The Burning of the Clocks is a winter solstice tradition that sees a 1,500-strong crowd with their lanterns parade through the streets of Brighton on the longest night of the year, December 21st.
The annual event has been going since 1994 and is created and run by Same Sky, one of the largest community arts organisations in the southeast.
Lantern kits go on sale in mid November. They cost £30 and with it you get enough bendable willow to create two lanterns, tissue paper, glue and black paper to decorate it with. You also get four wristbands that will allow you and your group into the parade as well as a ring-side spot for the all-important lantern burning and firework show later on.

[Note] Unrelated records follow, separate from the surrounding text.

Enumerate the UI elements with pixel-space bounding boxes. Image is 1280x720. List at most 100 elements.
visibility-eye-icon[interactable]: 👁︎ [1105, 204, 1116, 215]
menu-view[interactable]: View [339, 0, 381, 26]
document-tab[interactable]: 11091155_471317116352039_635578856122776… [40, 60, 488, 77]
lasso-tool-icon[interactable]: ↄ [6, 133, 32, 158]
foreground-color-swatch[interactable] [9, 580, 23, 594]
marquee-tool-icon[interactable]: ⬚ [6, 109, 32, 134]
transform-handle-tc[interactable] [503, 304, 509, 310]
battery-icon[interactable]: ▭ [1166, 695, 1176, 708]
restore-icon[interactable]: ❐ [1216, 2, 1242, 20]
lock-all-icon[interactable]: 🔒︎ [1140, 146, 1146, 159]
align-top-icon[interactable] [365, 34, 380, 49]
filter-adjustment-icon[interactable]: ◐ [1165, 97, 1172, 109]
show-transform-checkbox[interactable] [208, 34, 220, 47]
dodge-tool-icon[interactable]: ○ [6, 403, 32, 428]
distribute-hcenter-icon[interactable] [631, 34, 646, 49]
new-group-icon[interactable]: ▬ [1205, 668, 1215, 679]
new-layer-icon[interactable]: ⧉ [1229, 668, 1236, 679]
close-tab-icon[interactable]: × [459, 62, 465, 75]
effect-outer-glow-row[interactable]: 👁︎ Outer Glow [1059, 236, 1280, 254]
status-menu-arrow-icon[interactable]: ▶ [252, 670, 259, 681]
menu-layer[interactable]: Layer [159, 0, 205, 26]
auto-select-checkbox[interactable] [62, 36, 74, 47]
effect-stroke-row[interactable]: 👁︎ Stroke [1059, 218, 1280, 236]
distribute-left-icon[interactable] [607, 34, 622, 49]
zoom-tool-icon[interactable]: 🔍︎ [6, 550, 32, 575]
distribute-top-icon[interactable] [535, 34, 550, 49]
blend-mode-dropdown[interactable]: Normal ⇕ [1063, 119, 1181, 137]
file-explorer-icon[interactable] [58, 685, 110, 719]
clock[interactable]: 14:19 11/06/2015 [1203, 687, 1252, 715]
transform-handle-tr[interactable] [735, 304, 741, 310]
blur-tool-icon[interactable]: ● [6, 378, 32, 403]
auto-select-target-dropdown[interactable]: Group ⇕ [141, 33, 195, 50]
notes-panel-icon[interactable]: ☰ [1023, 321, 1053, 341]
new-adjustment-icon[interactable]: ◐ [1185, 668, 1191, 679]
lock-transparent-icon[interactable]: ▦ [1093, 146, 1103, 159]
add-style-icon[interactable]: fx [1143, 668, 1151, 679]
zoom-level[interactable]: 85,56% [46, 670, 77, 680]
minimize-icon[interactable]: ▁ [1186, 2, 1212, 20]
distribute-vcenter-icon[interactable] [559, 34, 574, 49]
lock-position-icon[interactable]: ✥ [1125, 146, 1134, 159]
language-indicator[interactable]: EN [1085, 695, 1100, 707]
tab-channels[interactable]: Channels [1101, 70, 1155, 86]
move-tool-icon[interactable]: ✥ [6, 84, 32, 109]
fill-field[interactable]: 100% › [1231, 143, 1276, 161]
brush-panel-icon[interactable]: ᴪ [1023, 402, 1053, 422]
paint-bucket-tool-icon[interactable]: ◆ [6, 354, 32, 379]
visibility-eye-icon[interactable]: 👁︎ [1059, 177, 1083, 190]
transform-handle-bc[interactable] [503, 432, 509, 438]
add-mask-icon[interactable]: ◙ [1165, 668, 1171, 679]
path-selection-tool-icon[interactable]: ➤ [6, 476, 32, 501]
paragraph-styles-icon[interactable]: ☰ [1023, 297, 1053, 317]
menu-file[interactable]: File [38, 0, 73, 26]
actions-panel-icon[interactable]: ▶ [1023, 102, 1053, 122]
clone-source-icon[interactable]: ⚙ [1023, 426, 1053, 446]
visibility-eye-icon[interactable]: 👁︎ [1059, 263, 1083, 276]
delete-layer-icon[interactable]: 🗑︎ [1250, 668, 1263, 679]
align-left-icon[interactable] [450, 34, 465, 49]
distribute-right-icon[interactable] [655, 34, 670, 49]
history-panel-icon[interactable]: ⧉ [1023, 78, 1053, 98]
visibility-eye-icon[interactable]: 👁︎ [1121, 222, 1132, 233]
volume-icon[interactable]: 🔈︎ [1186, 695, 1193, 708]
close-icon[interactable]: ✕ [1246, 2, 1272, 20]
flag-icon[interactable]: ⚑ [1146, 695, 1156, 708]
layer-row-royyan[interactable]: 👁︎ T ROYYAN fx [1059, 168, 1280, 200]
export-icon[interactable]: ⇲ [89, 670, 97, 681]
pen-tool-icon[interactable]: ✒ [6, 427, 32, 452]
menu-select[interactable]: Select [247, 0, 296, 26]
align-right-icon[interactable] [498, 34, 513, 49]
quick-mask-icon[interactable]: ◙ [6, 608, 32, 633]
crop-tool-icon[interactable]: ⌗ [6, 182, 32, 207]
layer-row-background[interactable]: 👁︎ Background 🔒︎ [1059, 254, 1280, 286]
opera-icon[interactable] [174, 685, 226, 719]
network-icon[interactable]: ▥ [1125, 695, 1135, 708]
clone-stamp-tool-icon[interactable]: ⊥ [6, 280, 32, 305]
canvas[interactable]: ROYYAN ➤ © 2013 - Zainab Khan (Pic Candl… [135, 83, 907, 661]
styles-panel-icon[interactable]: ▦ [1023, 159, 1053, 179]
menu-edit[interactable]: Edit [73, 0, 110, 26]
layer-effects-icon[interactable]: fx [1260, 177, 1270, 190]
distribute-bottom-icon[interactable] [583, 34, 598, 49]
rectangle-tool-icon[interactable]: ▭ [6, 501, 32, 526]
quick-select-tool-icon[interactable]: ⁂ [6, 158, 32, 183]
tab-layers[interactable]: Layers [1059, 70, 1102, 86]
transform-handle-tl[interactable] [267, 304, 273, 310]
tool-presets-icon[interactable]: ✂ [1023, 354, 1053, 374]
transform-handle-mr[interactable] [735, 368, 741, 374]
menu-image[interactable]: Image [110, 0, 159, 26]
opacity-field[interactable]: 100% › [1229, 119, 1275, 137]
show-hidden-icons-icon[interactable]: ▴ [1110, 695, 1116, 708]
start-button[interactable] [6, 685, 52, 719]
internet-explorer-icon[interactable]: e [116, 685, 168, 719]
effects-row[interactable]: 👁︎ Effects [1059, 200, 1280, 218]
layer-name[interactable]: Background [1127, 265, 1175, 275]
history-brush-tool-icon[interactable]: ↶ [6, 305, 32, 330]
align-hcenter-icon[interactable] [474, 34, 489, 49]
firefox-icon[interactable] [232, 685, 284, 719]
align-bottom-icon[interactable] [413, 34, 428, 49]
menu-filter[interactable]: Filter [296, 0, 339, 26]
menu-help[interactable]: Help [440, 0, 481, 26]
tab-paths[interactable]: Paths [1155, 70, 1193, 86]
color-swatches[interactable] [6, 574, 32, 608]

Crowds assemble on New Street on Brighton’s fashionable ‘Lanes’ area around 6pm.
Each year there’s a theme. In 2018 it was ‘remembrance’ and lanterns were decorated accordingly.
Crowds line the streets and the lanterns are taken on a circuitous route through the city and on towards the beach.
The lanterns come in various shapes and sizes but there was indeed a clock or two to be burned. The clock symbolises the passing of time, the longer days to come and, in pagan tradition, fire has long been associated with rebirth and renewal.
This year’s winter solstice coincided with a full moon, which occasionally managed to peek out from behind the clouds. This is a rare occurrence indeed and won’t happen again until 2094!
Once on the seafront, each lantern is handed over and passed down to the bonfire.
When all the lanterns are in, it’s time to light the bonfire.
It doesn’t take long for the willow and tissue paper to burn. It’s then time for fireworks…
Everyone assembled along Marine Drive but some got better seats than others.